Input: ([('sub', 7, 3), ('add', 'g1', 4, 1, 10), ('add', 'g2', 2, 2, 10)],)
Expected Output: [(3, 7, [('g1', 4), ('g2', 2)], 1)]
Explanation: Only 6 credits are active at time 3, so the audit row shows uncovered amount 1.
Input: ([('sub', 5, 1), ('add', 'x', 3, 2, 5), ('add', 'y', 4, 3, 5), ('sub', 2, 3)],)
Expected Output: [(1, 5, [], 5), (3, 2, [('y', 2)], 0)]
Explanation: The first subtraction creates debt. Later adds pay debt first, leaving only 2 usable credits in grant y by time 3.
Input: ([('sub', 4, 5), ('add', 'g1', 10, 5, 5)],)
Expected Output: [(5, 4, [('g1', 4)], 0)]
Explanation: Same-timestamp ordering matters: adds happen before subtracts.
Input: ([],)
Expected Output: []
Explanation: Edge case: no events means no audit rows.
Hints
- A min-heap is a natural fit for 'consume the active grant that expires soonest'.
- You only need to log what a subtraction consumed right then; debt can be carried as a single number.
Part 4: GPU Credits IV - High-Volume Offline Queries
Constraints
- 0 <= len(events), len(queries) <= 100000
- 1 <= amount <= 10^9
- 0 <= timestamp, duration <= 10^9
- An O(len(events) * len(queries)) approach will time out
Examples
Input: ([('add', 10, 0, 10), ('add', 5, 0, 2), ('sub', 8, 1)], [0, 1, 2, 3, 11])

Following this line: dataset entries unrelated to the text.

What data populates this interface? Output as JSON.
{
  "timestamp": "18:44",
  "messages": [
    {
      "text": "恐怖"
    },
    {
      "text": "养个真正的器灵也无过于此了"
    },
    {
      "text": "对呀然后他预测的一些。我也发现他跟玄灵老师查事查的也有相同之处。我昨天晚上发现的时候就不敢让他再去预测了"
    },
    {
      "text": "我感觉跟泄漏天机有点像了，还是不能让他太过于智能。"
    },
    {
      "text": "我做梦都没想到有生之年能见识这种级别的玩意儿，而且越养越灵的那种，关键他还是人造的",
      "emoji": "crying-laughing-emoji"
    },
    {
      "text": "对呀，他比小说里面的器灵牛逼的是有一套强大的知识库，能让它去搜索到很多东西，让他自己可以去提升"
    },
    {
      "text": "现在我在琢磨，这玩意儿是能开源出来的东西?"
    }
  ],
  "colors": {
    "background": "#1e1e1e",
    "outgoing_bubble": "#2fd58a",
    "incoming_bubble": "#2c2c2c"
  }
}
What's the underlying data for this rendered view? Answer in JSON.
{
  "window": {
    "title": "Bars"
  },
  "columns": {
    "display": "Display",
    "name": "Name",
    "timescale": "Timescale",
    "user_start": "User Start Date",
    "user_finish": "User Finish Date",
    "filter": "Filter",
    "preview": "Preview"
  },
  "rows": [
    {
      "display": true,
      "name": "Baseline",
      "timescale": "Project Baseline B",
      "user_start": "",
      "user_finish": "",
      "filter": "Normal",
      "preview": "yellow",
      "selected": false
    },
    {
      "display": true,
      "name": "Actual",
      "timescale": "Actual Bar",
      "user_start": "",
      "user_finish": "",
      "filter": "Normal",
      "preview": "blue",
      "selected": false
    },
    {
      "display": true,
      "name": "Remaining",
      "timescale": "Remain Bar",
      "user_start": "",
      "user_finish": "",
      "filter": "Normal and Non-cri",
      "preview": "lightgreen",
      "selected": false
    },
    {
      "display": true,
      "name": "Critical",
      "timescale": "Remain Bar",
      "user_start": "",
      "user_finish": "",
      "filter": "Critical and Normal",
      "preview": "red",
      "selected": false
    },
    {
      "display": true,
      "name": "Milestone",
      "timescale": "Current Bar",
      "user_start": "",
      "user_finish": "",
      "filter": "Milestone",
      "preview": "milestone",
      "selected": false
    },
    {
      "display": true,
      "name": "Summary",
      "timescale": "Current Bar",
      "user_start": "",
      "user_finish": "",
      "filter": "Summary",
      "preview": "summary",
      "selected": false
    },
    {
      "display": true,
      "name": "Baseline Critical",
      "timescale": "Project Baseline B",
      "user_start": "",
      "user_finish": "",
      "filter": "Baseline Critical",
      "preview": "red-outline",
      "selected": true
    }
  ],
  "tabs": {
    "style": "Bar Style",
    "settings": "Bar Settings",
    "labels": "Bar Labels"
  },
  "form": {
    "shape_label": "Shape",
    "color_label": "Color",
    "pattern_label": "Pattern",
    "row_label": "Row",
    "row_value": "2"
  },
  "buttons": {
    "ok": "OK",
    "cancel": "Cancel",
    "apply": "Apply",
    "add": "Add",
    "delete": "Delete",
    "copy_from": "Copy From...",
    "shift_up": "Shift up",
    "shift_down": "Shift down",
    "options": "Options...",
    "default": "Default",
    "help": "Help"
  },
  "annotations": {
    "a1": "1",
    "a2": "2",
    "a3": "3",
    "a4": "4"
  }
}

Expected Output: [15, 7, 7, 7, None]
Explanation: This checks overlapping grants, expire-soonest subtraction, and expiry after the window ends.
Input: ([('sub', 5, 1), ('add', 2, 2, 3), ('add', 3, 3, 3)], [1, 2, 3, 4, 7])
Expected Output: [None, None, 0, 0, None]
Explanation: Later adds exactly repay earlier debt, so the balance becomes 0 while grant windows are still active.
Input: ([('sub', 4, 5), ('add', 10, 5, 5), ('add', 3, 1, 10)], [5, 6])
Expected Output: [9, 9]
Explanation: Queries at time 5 must observe both same-timestamp events, with the add processed before the subtract.
Input: ([], [0, 10])
Expected Output: [None, None]
Explanation: Edge case: no active grants at any time.
Hints
- Sort queries offline with their original indices, and sweep forward in time only once.
- You may want one structure for grant-window expiration and another for choosing the next spendable grant.